In mathematics, a Delzant polytope is a convex polytope in [math]\displaystyle{ \mathbb{R}^n }[/math] such for each vertex [math]\displaystyle{ v }[/math], exactly [math]\displaystyle{ n }[/math] edges meet at [math]\displaystyle{ v }[/math], and these edges form a collection of vectors that form a [math]\displaystyle{ \mathbb{Z} }[/math]-basis of [math]\displaystyle{ \mathbb{Z}^n }[/math]. Delzant's theorem, introduced by Thomas Delzant (1988), classifies effective Hamiltonian torus actions on compact connected symplectic manifolds by the image of the associated moment map, which is a Delzant polytope.
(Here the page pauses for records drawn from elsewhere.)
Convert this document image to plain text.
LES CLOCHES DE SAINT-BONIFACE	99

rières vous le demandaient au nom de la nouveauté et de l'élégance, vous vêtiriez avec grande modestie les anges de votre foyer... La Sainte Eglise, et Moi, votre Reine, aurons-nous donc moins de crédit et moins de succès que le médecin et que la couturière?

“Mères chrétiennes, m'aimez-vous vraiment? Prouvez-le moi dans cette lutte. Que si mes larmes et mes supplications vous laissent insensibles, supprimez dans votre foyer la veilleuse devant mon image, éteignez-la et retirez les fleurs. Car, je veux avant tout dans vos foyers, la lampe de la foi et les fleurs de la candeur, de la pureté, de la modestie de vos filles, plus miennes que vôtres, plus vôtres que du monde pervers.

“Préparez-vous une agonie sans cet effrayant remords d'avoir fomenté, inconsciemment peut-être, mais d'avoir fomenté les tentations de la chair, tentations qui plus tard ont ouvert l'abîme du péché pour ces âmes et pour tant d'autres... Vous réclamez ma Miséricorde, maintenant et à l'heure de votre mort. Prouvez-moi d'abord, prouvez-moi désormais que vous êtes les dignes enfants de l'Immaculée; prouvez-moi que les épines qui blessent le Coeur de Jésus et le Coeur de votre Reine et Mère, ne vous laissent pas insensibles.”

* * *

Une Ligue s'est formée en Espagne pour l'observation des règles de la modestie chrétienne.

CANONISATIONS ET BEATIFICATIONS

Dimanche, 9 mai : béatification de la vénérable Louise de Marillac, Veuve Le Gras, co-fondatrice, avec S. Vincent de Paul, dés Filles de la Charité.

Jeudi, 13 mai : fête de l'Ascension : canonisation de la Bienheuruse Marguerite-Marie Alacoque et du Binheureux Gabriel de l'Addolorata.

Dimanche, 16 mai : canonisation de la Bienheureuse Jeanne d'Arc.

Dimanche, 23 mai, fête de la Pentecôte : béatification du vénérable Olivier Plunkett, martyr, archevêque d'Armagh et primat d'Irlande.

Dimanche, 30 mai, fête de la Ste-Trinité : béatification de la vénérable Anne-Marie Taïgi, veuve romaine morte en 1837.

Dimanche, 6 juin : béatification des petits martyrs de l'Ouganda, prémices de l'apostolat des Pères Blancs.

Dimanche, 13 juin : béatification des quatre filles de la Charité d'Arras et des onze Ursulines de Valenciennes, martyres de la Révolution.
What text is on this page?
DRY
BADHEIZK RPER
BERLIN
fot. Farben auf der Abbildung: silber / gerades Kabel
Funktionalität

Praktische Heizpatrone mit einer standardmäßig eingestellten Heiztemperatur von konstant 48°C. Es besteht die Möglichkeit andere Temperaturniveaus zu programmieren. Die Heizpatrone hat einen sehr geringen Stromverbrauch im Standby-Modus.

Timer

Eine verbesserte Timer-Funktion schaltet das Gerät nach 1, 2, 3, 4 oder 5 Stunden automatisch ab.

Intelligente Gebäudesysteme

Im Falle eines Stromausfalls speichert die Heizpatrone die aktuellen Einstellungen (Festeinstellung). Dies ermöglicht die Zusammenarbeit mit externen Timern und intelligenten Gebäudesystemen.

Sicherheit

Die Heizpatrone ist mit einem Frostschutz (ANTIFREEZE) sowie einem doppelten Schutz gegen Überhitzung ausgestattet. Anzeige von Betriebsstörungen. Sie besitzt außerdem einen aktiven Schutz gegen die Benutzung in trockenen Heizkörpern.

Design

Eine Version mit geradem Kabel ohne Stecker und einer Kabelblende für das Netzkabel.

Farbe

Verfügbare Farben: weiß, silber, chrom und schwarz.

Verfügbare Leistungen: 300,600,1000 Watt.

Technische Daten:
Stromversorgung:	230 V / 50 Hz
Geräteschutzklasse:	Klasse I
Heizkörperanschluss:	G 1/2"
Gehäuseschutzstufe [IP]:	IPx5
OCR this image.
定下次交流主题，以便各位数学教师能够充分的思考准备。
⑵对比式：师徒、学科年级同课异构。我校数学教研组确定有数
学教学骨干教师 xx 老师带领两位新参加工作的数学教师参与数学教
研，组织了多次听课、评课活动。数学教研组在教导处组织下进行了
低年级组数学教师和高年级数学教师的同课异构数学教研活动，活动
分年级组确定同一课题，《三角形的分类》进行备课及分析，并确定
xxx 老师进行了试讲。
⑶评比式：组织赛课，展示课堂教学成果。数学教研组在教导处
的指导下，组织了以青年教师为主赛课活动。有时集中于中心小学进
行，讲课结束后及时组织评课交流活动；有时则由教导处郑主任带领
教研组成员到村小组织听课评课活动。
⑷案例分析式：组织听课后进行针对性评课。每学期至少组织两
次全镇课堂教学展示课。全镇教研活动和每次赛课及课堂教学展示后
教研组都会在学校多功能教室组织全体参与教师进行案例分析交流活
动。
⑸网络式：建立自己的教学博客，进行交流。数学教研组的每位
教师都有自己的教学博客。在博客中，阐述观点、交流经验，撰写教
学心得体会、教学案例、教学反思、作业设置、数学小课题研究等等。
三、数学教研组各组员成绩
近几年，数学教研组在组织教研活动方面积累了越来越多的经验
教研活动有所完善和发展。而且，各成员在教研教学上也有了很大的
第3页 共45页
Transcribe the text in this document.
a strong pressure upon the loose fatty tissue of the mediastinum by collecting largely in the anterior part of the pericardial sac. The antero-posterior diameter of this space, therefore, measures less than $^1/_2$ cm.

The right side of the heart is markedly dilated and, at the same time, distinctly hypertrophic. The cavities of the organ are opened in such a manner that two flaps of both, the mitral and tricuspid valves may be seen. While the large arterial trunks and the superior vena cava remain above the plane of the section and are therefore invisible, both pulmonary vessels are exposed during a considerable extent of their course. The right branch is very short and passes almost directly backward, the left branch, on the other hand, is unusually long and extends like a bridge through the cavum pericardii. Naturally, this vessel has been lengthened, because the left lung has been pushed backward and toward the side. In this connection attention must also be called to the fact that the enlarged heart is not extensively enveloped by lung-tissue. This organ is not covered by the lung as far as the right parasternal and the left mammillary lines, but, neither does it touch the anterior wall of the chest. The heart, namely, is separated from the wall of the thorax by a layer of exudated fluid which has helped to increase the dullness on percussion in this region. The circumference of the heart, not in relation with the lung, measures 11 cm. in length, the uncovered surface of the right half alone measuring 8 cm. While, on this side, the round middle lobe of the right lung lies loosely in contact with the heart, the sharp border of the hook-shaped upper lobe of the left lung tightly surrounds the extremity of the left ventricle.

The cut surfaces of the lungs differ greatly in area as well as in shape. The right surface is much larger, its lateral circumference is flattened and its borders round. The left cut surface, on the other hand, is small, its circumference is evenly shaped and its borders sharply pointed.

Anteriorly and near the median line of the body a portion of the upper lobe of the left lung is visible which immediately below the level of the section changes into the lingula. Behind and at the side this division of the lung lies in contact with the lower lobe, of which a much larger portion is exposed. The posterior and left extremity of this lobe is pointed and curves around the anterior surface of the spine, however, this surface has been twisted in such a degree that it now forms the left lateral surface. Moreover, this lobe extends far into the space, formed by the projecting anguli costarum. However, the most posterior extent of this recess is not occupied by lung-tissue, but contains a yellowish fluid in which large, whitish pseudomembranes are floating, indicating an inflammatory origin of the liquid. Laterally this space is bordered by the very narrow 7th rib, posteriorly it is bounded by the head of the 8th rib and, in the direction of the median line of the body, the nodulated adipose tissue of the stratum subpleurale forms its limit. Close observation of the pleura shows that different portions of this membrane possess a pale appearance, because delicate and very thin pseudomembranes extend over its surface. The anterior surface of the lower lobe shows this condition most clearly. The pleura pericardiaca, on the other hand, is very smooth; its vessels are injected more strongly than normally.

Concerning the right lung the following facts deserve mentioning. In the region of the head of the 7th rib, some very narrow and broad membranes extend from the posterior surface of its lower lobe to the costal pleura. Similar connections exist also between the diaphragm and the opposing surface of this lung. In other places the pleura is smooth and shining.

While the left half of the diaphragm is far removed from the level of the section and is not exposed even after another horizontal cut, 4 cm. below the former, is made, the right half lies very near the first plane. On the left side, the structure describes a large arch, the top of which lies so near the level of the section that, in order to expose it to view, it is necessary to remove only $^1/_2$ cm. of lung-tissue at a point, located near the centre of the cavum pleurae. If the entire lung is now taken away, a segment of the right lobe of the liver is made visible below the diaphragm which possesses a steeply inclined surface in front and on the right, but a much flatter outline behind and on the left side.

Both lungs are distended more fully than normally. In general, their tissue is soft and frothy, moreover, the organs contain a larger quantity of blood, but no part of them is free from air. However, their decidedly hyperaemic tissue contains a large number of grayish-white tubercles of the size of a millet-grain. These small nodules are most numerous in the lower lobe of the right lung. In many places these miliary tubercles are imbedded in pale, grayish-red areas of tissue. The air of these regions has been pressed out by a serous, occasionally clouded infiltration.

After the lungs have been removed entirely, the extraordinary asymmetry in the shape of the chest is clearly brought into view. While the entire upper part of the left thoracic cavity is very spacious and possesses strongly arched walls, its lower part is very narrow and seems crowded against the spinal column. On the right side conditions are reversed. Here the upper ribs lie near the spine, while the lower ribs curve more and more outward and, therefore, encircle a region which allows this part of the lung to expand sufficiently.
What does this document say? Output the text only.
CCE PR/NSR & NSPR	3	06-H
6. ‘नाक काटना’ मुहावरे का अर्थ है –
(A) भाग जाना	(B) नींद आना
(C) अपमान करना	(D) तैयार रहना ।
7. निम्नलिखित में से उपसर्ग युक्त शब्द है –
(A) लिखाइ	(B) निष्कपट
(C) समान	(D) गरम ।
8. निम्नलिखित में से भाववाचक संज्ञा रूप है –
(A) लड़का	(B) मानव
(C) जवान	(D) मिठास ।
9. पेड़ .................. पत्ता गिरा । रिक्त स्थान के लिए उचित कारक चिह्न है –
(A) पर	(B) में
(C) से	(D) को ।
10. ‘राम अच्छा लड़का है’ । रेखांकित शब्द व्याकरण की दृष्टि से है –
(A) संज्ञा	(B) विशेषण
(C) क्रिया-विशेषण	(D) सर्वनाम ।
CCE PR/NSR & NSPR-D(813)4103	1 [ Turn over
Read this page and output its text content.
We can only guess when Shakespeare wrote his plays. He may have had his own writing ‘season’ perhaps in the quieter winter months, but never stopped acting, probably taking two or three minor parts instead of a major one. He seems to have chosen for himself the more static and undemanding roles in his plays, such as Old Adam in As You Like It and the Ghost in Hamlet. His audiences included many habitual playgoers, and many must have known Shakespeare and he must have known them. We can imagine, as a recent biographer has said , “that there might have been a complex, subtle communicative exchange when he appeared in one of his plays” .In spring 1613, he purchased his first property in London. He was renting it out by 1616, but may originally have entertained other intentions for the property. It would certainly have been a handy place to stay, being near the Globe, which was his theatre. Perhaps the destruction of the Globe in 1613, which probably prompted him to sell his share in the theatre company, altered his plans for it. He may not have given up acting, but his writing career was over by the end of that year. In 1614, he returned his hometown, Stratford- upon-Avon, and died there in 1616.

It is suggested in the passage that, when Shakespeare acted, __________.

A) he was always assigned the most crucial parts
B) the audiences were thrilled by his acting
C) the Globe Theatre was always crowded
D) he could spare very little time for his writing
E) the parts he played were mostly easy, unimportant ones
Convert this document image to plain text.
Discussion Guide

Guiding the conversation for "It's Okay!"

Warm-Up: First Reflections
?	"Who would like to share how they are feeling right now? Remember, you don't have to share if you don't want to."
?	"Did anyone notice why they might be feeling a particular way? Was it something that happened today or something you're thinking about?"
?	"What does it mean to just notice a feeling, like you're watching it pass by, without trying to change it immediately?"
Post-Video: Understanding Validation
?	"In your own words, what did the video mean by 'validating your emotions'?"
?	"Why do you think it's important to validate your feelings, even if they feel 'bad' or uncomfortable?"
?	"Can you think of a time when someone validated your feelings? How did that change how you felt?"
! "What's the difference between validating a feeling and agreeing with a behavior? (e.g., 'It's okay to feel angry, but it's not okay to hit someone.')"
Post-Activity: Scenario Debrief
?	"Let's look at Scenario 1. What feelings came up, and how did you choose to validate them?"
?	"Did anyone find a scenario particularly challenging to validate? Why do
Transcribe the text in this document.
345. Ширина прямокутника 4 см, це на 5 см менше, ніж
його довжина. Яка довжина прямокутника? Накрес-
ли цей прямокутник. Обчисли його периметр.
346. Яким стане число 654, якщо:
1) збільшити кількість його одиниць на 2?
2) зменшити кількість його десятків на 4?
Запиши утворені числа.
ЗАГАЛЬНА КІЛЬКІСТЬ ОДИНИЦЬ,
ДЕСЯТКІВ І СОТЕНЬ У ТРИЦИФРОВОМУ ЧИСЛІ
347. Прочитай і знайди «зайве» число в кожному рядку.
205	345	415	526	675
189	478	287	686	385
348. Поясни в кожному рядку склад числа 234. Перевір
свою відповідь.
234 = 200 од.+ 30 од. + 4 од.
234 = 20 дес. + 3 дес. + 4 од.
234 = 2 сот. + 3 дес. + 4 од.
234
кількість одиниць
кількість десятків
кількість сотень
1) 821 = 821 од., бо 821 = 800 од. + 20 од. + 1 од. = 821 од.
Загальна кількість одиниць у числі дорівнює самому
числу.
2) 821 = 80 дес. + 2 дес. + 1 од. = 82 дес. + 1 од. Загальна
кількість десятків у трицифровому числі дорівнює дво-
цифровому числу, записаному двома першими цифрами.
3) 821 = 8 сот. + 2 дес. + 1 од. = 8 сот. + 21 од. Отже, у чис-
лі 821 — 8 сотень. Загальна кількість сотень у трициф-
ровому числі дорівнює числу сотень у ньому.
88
The theorem states that there is a bijective correspondence between symplectic toric manifolds (up to torus-equivariant symplectomorphism) and Delzant polytopes -- more precisely, the moment polytope of a symplectic toric manifold is a Delzant polytope, every Delzant polytope is the moment polytope of such a manifold, and any two such manifolds with the equivalent moment polytopes (up to translations) admit a torus-equivariant symplectomorphism between them.